Another frequent mistake involves variable types. The directive only works with string, []byte, or embed.FS. If you declare var configData int above the directive, the compiler rejects it with //go:embed only supports variables of type string, []byte, or embed.FS. Stick to the supported types.
Wildcards are supported, but they are unnecessary for a single file. Writing //go:embed *.json works, but it silently includes every JSON file in the directory. If a test fixture or temporary file appears, it gets baked into the binary. Explicit naming prevents accidental bloat. The compiler will warn with pattern requires exactly one file, but N matched if you use a wildcard that resolves to zero or multiple files when you intended one.
Error handling remains standard Go. The embed.FS.Open method returns an error if the file is missing from the embedded set. You handle it with the familiar if err != nil pattern. The community accepts this boilerplate because it makes failure paths explicit. Do not ignore the error. If the file is missing, the program should fail fast rather than crash later with a nil pointer dereference. When you intentionally discard a return value, use the underscore _. Writing content, _ := io.ReadAll(file) signals that you considered the error and chose to drop it. Use it sparingly with embedded files, since missing data usually indicates a build configuration problem.
Build constraints interact directly with the directive. If you mark a file with //go:build linux, the compiler only processes the //go:embed directive inside that file when building for Linux. The embedded data will not exist in the Windows or macOS binaries. This is useful for platform-specific certificates or configuration defaults. The compiler enforces this strictly. You cannot conditionally embed files at runtime. The decision happens during compilation.
The worst goroutine bug is the one that never logs. The worst embed bug is the one that silently ships the wrong file.

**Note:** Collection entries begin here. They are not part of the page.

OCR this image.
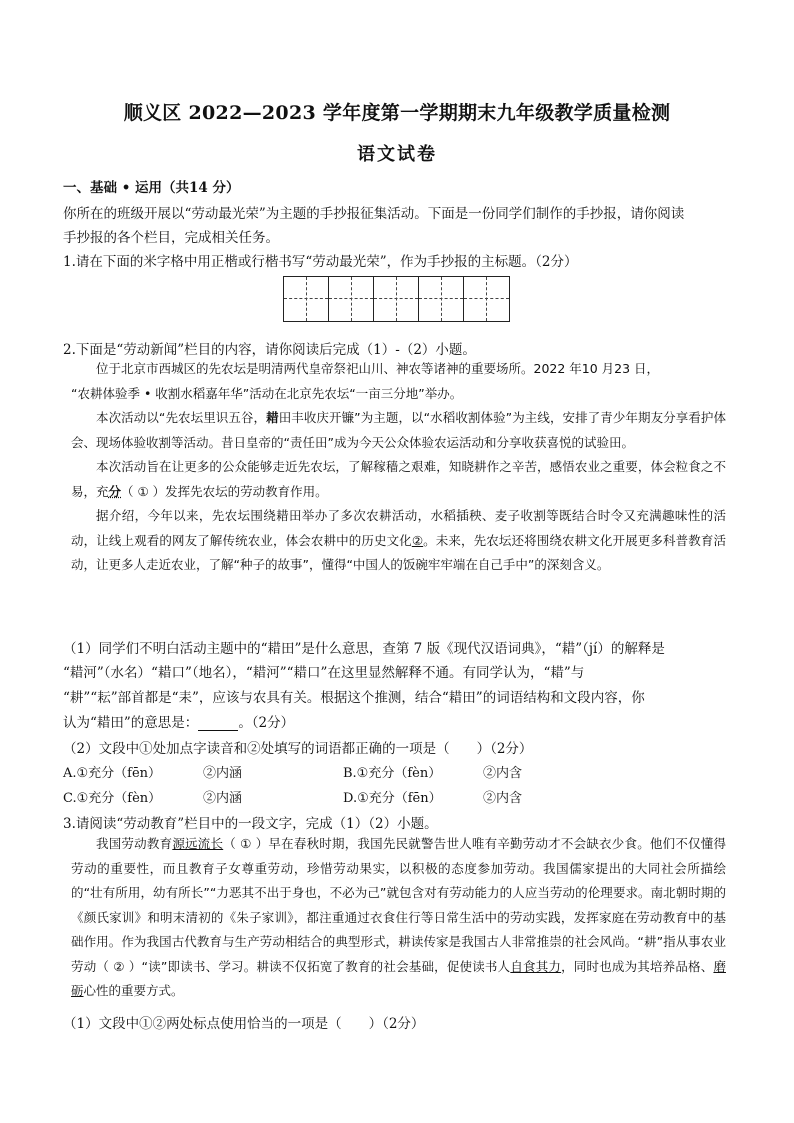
顺义区 2022—2023 学年度第一学期期末九年级教学质量检测
语文试卷
一、基础 • 运用（共14 分）
你所在的班级开展以“劳动最光荣”为主题的手抄报征集活动。下面是一份同学们制作的手抄报，请你阅读
手抄报的各个栏目，完成相关任务。
1.请在下面的米字格中用正楷或行楷书写“劳动最光荣”，作为手抄报的主标题。（2分）
2.下面是“劳动新闻”栏目的内容，请你阅读后完成（1）-（2）小题。

位于北京市西城区的先农坛是明清两代皇帝祭祀山川、神农等诸神的重要场所。2022 年10 月23 日，
“农耕体验季 • 收割水稻嘉年华”活动在北京先农坛“一亩三分地”举办。

本次活动以“先农坛里识五谷，耤田丰收庆开镰”为主题，以“水稻收割体验”为主线，安排了青少年期友分享看护体会、现场体验收割等活动。昔日皇帝的“责任田”成为今天公众体验农运活动和分享收获喜悦的试验田。

本次活动旨在让更多的公众能够走近先农坛，了解稼穑之艰难，知晓耕作之辛苦，感悟农业之重要，体会粒食之不易，充分（ ① ）发挥先农坛的劳动教育作用。

据介绍，今年以来，先农坛围绕耤田举办了多次农耕活动，水稻插秧、麦子收割等既结合时令又充满趣味性的活动，让线上观看的网友了解传统农业，体会农耕中的历史文化②。未来，先农坛还将围绕农耕文化开展更多科普教育活动，让更多人走近农业，了解“种子的故事”，懂得“中国人的饭碗牢牢端在自己手中”的深刻含义。

（1）同学们不明白活动主题中的“耤田”是什么意思，查第 7 版《现代汉语词典》，“耤”（jí）的解释是
“耤河”（水名）“耤口”（地名），“耤河”“耤口”在这里显然解释不通。有同学认为，“耤”与
“耕”“耘”部首都是“耒”，应该与农具有关。根据这个推测，结合“耤田”的词语结构和文段内容，你
认为“耤田”的意思是：	。（2分）
（2）文段中①处加点字读音和②处填写的词语都正确的一项是（　　）（2分）
A.①充分（fēn）	②内涵	B.①充分（fèn）	②内含
C.①充分（fèn）	②内涵	D.①充分（fēn）	②内含
3.请阅读“劳动教育”栏目中的一段文字，完成（1）（2）小题。

我国劳动教育源远流长（ ① ）早在春秋时期，我国先民就警告世人唯有辛勤劳动才不会缺衣少食。他们不仅懂得劳动的重要性，而且教育子女尊重劳动，珍惜劳动果实，以积极的态度参加劳动。我国儒家提出的大同社会所描绘的“壮有所用，幼有所长”“力恶其不出于身也，不必为己”就包含对有劳动能力的人应当劳动的伦理要求。南北朝时期的《颜氏家训》和明末清初的《朱子家训》，都注重通过衣食住行等日常生活中的劳动实践，发挥家庭在劳动教育中的基础作用。作为我国古代教育与生产劳动相结合的典型形式，耕读传家是我国古人非常推崇的社会风尚。“耕”指从事农业劳动（ ② ）“读”即读书、学习。耕读不仅拓宽了教育的社会基础，促使读书人自食其力，同时也成为其培养品格、磨砺心性的重要方式。

（1）文段中①②两处标点使用恰当的一项是（　　）（2分）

Choosing the right container
Use a []byte variable when you need raw data for parsing, hashing, or passing to a library that expects a byte slice. Use a string variable when the file contains text you will manipulate directly, such as HTML templates or log messages. Use embed.FS when you need to pass the data to functions that expect an io/fs.FS interface, or when you anticipate adding more files to the same embedded set later. Use external file loading when the data changes frequently or exceeds a few megabytes, since embedding large files increases binary size and build time.